YEAR 2017

ISBN 9789897461149

Bankruptcy, Insolvency and Company Recovery

Miguel Pestana de Vasconcelos

Keywords

 Bankruptcy; Insolvency; Company Recovery

Abstract

1st Congress on Commercial Law of the Faculty of Law of the University of Porto, S. Paulo and Macau

Table of contents

The set of articles that is now printed resulted from the author's interventions at the 1st Congress on Commercial Law of the Faculty of Law of the University of Porto, São Paulo and Macau, under Bankruptcy, insolvency and company recovery.
It was a joint event of the three Faculties that took place on July 2014, at the Faculty of Law of the University of Porto. The organisers were the authors of these lines, Francisco Satiro from the Faculty of Law of the University of S. Paulo and Augusto Teixeira Garcia from the Faculty of Law of the University of Macau.
The event, aimed to share experiences from different areas of insolvency law and company recovery in the three systems, was widely successful with very high public participation and lively and enriching debates.
Scientific dialogue in the comparative sphere is central to the development of the science of law. It makes it possible to compare the normative solutions of the different systems, the doctrinal and jurisprudential developments, leading both to re-weighing similar problems, as to interpenetrations and reciprocal influences in the making of new laws.
Bankruptcy - which in the current Portuguese system corresponds to insolvency-liquidation - and company recovery constitute a field in which this dialogue is particularly justified, given its umbilical connection to economic life and its constant changes.
The interests that intersect here, which are the satisfaction of creditors and their hierarchy, the granting of a second opportunity to the debtor, the search for mechanisms that allow the maintenance of companies that, despite being insolvent or only in a difficult economic situation, are economically viable and financially recoverable, are articulated and valued differently.
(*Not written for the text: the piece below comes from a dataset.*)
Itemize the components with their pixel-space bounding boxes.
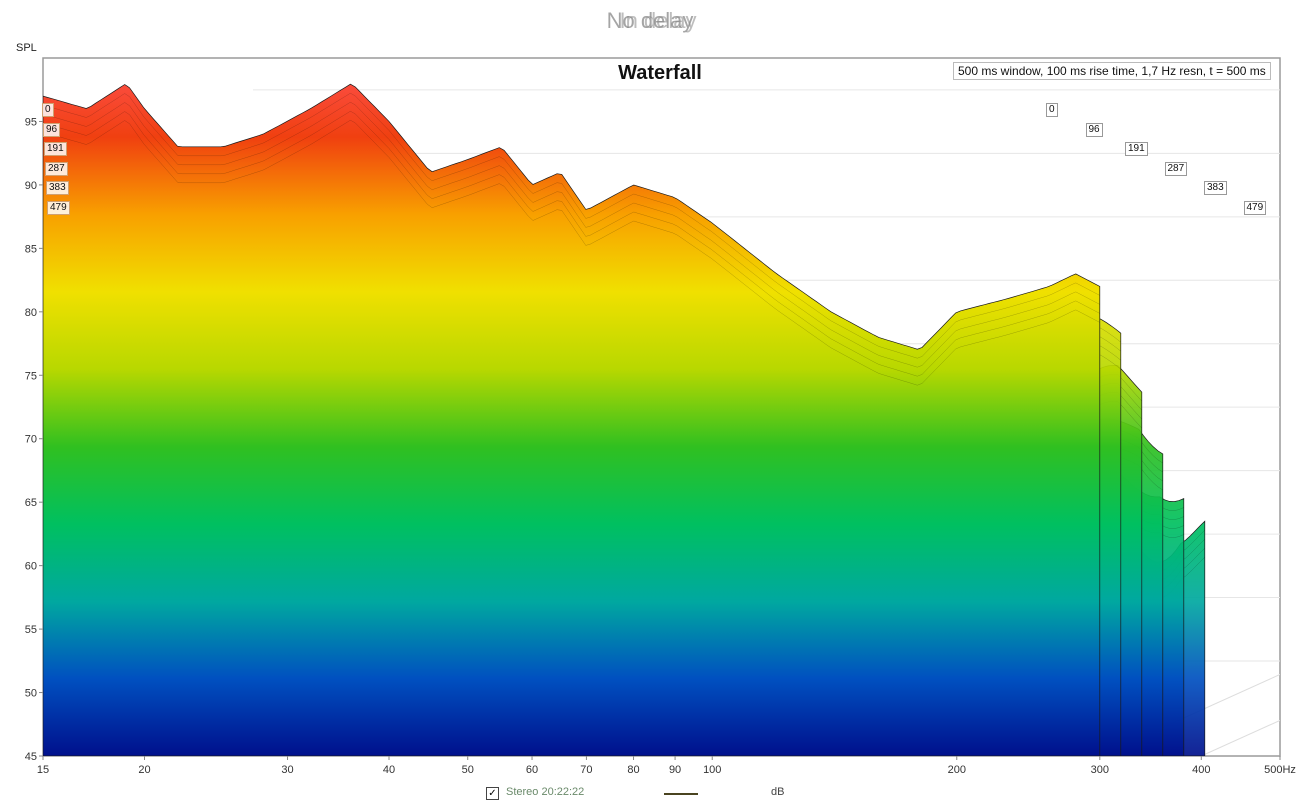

Sometimes, suddenly changing the law, often without underlying doctrinal work.
The balance is particularly delicate, it requires public policy guidelines, and, not less important, an accurate knowledge of the current economic and business reality.
And it touches the investment, both national and international, that all States intend to attract and develop. The absence of efficient protection for creditors, especially regarding their guarantees, reduces investment and the granting of credit itself, without which there is no economic life. But, on the other hand, the existence of guarantees, in particular if they are allowed to be executed outside the process, reaches the position of common creditors, usually weak creditors.
Many of these problems were discussed in the congress; others will deserve a future development in an upcoming event.